In a drive to decarbonise Ireland’s economy, the rate of carbon tax on auto fuels will increase by €7.50 from €26 to €33.50 per tonne/CO2 from midnight.  Budget 2021 will also include the largest ever budget for energy efficiency and retrofitting programmes, helping Ireland meet its international climate action commitments.

Driving the change

In a drive to decarbonise Ireland’s economy, the rate of carbon tax will increase by €7.50 from €26 to €33.50 per tonne/CO2 from tonight. This increase will be applied to auto fuels from tonight and all other fuels from 1 May 2021.

This will translate to a considerable increase of €1.30 to an average 60-litre full tank of petrol, and €1.51 to an average 60-litre full tank of diesel.  Legislation will be provided in the Finance Bill to increase the carbon tax each year by €7.50 up to 2029 and by €6.50 in 2030 to achieve €100 per tonne.

Minister Paschal Donohoe also announced that the additional revenue of €238 million raised from the increase in carbon taxes in 2021 will be ringfenced to protect those people most exposed to higher fuel and energy costs and to invest in new climate action. The combined proceeds of the 2020 and 2021 increases in the carbon tax are estimated at €238 million in 2021.

Funds secured under the Carbon Tax Investment Programme, will be used to fund just transition measures to support displaced workers and create new opportunities. Specifically, a €20 million fund for Pilot Environmental Programmes in Agriculture to support farmers in lowering their carbon footprint, improving biodiversity, and protecting air and water quality is a part of the plan.

Increasing energy efficiency

Budget 2021 will include the largest ever budget for energy efficiency and retrofitting programmes. In order to further enhance energy efficiency, the accelerated capital allowances for energy efficient equipment is being extended for three years to 31 December 2023. The estimated annual cost of this measure is €4 million. This extension comes after a review of the scheme. The energy efficiency criteria for the scheme will be re-assessed in 2021 to ensure the categories of equipment availing of the scheme remain appropriate and reflect the most up-to-date efficiency standards.

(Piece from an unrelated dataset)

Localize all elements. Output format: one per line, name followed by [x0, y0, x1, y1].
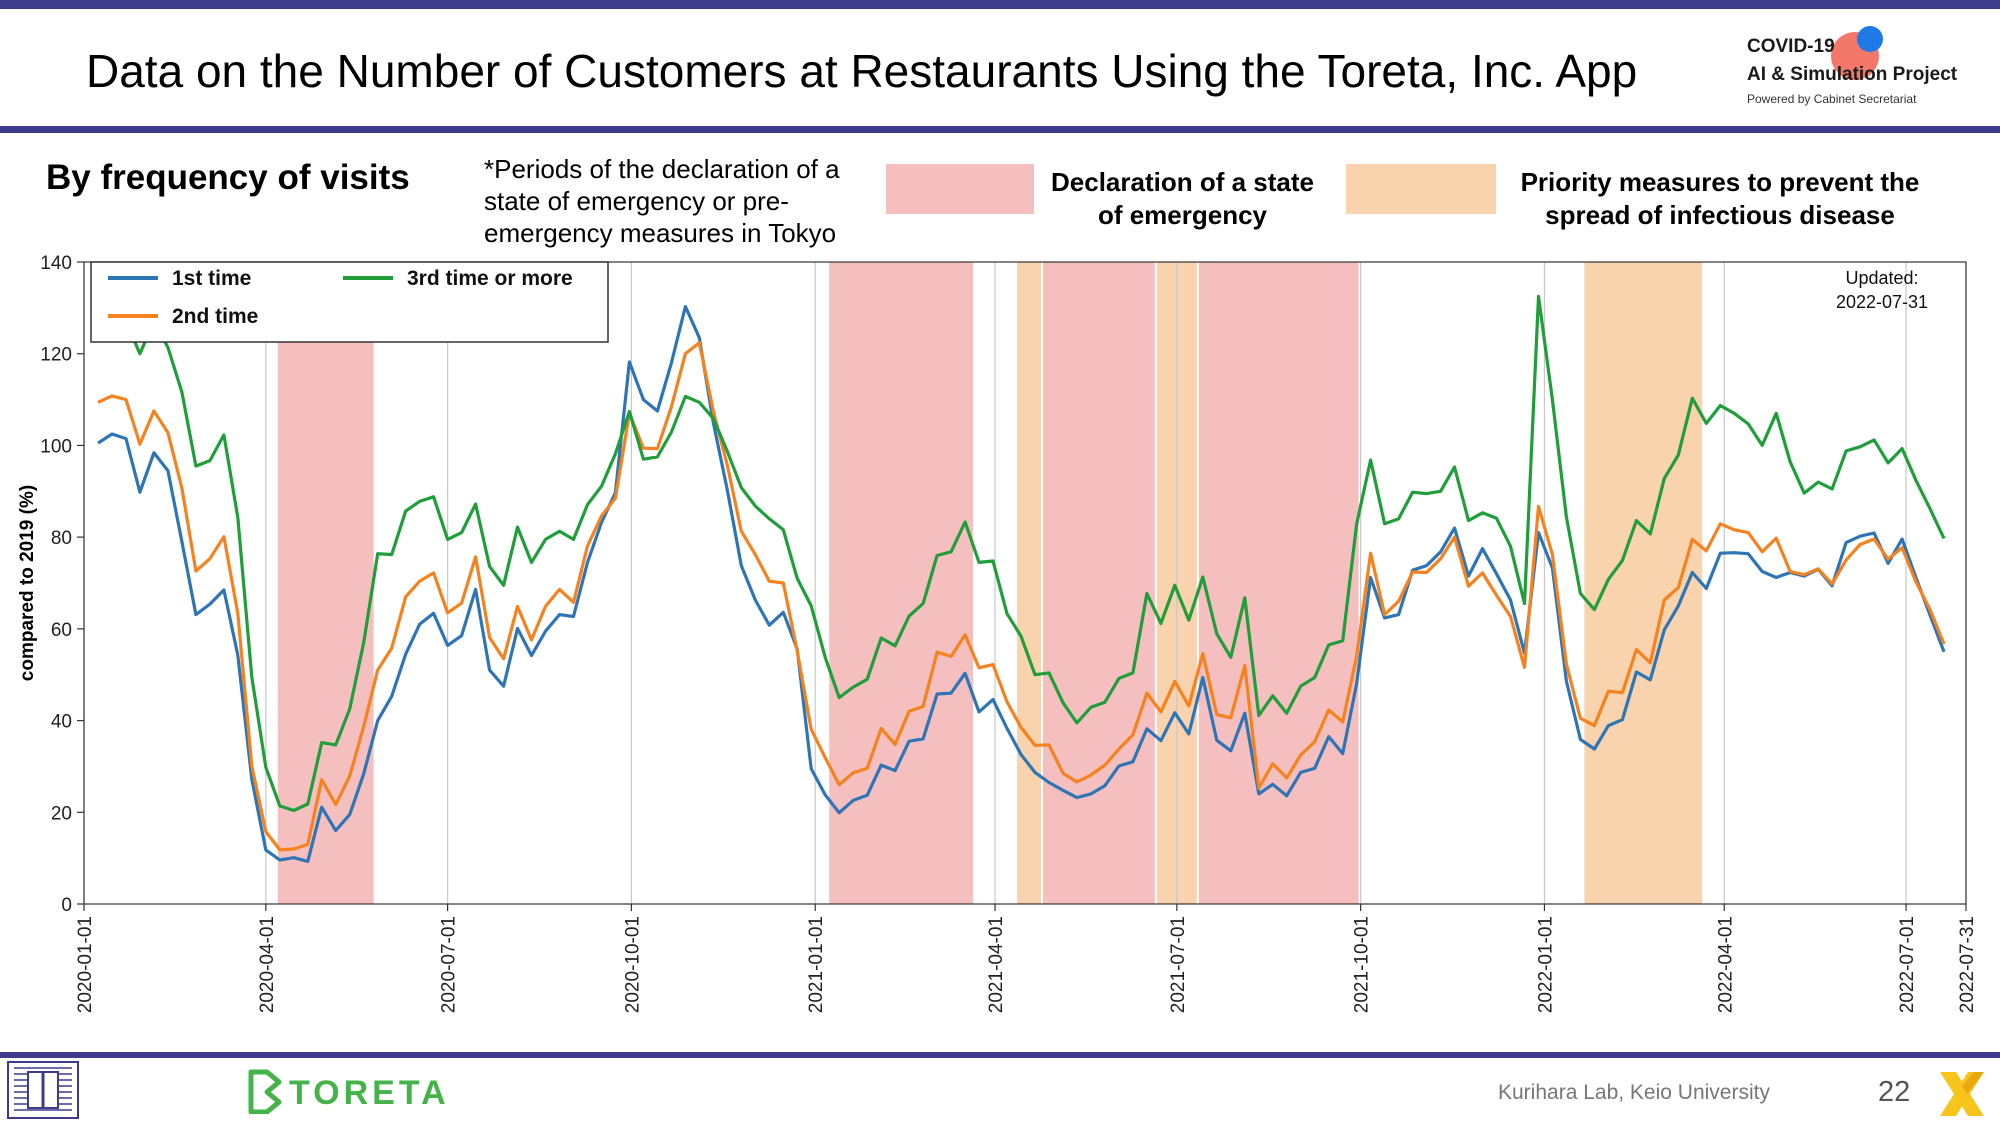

In order to qualify, the equipment must be included in the list of energy-efficient equipment maintained and published by the Sustainable Energy Authority of Ireland (SEAI) in order to qualify under the scheme. The full 100 percent of the capital expenditure incurred on such equipment can be claimed for the year in which the equipment is first provided and used. The scheme is provided for under Section 285A of the Taxes Consolidation Act 1997.